Query: Add bread to my shopping list
Response: Alright /uShoppingList'water'
Query: Lower the volume by sixteen
Response: Okay /uVolume'decrease four'

I'm worried that if I use data augmentations to grow the size of the dataset, it will ignore the other training samples like turning lights off or getting the temperature. Instead, I have tried randomly replacing shopping items(for example) with another item from a list of replacements each time getitem in the dataloader is called. With this approach, the size of the dataset stays the same but I don't know if the model will get a representation of how to do these tasks. Thus, it still fails to learn to take what was in the input and use it in the output. It instead uses random things as seen in the previous example.

Details:

GitHub repository: https://github.com/NateTheGreat7117/Jarvis/tree/main

  1. I made my own custom dataset where controls over my computer are embedded into the outputs of the chatbot's response. The dataset can be found on the GitHub repository in a file called conversation.txt. The query-response pairs are split between separate conversations in case I want to have the transformer look at previous queries when generating the response like a normal conversation. The other files in the repository are just replacements used for data augmentations.

Here is an example:
User: Lower the volume by sixteen
Chatbot: Okay /uVolume'decrease sixteen'

  1. I'm using a Seq2Seq transformer architecture created in PyTorch with attention layers, residual connections, and positional embedding. The encoder is a pre-trained BERT variant from HuggingFace that is being fine-tuned separately(with a different optimizer at a lower learning rate) from the decoder.
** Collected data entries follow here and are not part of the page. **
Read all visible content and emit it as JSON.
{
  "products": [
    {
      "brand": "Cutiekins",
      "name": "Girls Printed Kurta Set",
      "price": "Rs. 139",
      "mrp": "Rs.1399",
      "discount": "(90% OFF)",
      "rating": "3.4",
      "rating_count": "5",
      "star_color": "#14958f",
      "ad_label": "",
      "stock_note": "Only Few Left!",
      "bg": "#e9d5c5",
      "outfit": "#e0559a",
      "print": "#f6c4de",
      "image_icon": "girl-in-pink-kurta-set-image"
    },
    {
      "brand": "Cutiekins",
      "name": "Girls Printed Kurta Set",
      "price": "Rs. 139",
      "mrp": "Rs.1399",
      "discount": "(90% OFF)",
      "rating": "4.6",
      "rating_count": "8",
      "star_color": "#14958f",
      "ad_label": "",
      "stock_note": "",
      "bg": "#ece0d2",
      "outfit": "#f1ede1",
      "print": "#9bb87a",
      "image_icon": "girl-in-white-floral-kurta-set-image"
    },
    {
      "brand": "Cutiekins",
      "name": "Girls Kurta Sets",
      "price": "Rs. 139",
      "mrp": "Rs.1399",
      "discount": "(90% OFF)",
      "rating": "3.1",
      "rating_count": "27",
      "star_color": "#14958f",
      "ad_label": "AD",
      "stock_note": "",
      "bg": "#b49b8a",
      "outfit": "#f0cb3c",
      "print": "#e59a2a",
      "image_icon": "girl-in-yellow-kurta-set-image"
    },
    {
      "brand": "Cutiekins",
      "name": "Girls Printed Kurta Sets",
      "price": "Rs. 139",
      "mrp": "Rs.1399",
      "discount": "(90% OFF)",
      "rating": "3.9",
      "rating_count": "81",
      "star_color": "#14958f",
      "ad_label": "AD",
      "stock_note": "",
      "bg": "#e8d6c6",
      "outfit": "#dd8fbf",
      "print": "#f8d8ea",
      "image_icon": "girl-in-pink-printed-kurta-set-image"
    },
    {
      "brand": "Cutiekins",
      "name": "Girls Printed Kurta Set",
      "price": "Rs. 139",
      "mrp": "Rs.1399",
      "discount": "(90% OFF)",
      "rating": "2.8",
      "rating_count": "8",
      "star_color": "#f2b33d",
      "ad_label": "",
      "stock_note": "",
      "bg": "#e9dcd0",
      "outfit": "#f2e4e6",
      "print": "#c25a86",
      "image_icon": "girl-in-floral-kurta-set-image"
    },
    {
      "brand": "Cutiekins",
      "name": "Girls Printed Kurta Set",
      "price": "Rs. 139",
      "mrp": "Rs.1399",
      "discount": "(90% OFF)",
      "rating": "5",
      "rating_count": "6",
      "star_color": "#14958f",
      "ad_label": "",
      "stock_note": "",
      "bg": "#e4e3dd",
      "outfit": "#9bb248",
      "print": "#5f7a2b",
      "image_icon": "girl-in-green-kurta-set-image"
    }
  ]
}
Model: The model can be found in the /NeuralNetworks/Jarvis(bert encoder + Seq2Seq).ipynb file in my GitHub repository.

def positional_encoding(length, depth):
    depth = depth/2

    positions = torch.unsqueeze(torch.arange(length), 1)
    depths = torch.unsqueeze(torch.arange(depth), 0)/depth

    angle_rates = 1 / (10000**depths)         # (1, depth)
    angle_rads = positions * angle_rates      # (pos, depth)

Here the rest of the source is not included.